One New Jersey legislator said these Good Samaritans deserve civil immunity and he planned to try and create a law to give it to them. Tennessee recently enacted a similar statute.

"People often call 911 first, but it takes time for first responders to arrive and in these types of cases you don't know how long the child or the pet has been in the car and you want to try to react," said Assemblyman Dan Benson (D-Hamilton). "People aren't always sure what to do because if you cause any damage you're afraid that by doing the right thing to save a life that you might be in trouble later."

Legislation sponsored by Benson is being drafted and was expected to be formally introduced the next time the Assembly is in session. The measure did not have a bill number yet. The assemblyman said under the bill people would be required to call 911 before breaking into a vehicle to save a life and wait for first responders to arrive after they've safely removed a child or pet.

"Far too often we are hearing tragic stories of children unfortunately being left in a vehicle and then losing their lives," Benson said.

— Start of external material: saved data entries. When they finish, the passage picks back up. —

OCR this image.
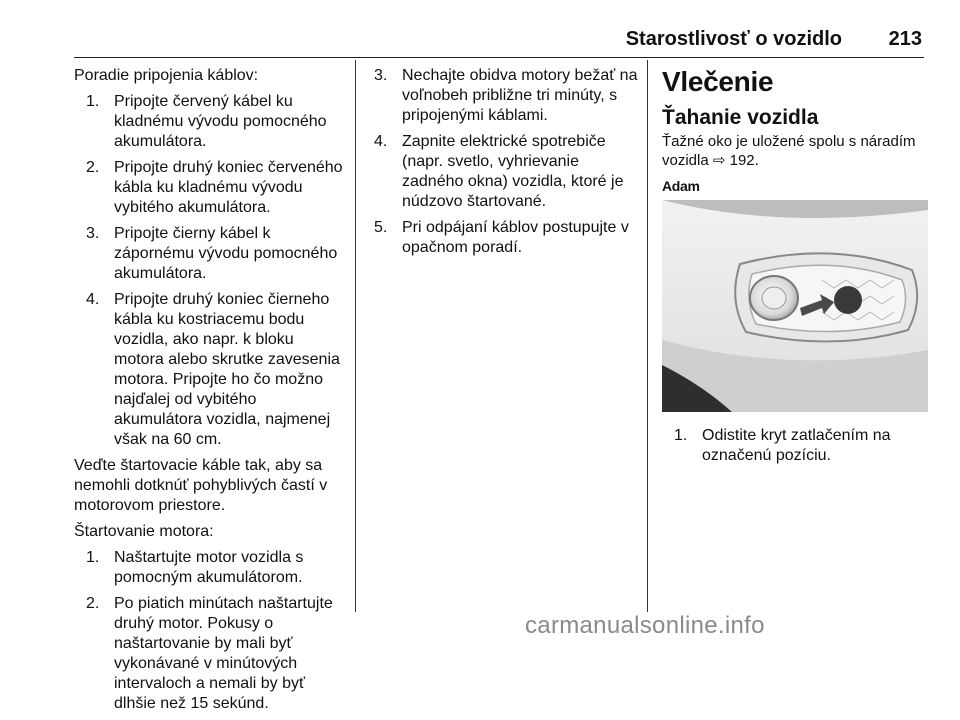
Starostlivosť o vozidlo 213

Poradie pripojenia káblov:

1. Pripojte červený kábel ku kladnému vývodu pomocného akumulátora.
2. Pripojte druhý koniec červeného kábla ku kladnému vývodu vybitého akumulátora.
3. Pripojte čierny kábel k zápornému vývodu pomocného akumulátora.
4. Pripojte druhý koniec čierneho kábla ku kostriacemu bodu vozidla, ako napr. k bloku motora alebo skrutke zavesenia motora. Pripojte ho čo možno najďalej od vybitého akumulátora vozidla, najmenej však na 60 cm.

Veďte štartovacie káble tak, aby sa nemohli dotknúť pohyblivých častí v motorovom priestore.

Štartovanie motora:

1. Naštartujte motor vozidla s pomocným akumulátorom.
2. Po piatich minútach naštartujte druhý motor. Pokusy o naštartovanie by mali byť vykonávané v minútových intervaloch a nemali by byť dlhšie než 15 sekúnd.
3. Nechajte obidva motory bežať na voľnobeh približne tri minúty, s pripojenými káblami.
4. Zapnite elektrické spotrebiče (napr. svetlo, vyhrievanie zadného okna) vozidla, ktoré je núdzovo štartované.
5. Pri odpájaní káblov postupujte v opačnom poradí.
Vlečenie
Ťahanie vozidla

Ťažné oko je uložené spolu s náradím vozidla ⇨ 192.

Adam
1. Odistite kryt zatlačením na označenú pozíciu.
carmanualsonline.info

Since 1998, there have been 637 deaths in the U.S. as a result of adults leaving young children in vehicles according to the National Highway Traffic Safety Administration.

"My bill will be pretty simple; we want to make sure people can act when they see this and make sure that not only can we save a child's life, but we can save animals' lives too," Benson explained.

Under the proposed bill, people would have to make a good faith effort to forcibly enter a vehicle in a manner that causes the least amount of damage. Benson thought his legislation would be well-received in terms of saving children, but said some critics could try to weigh the cost of the damage against the cost of a pet and not everyone is an animal lover.

Even on simply a warm day the temperature inside of a vehicle can climb to 120 degrees, according to the American Veterinary Medical Association.

Benson encouraged pet owners to visit the Human Society's website for tips on how to keep pets safe in the heat.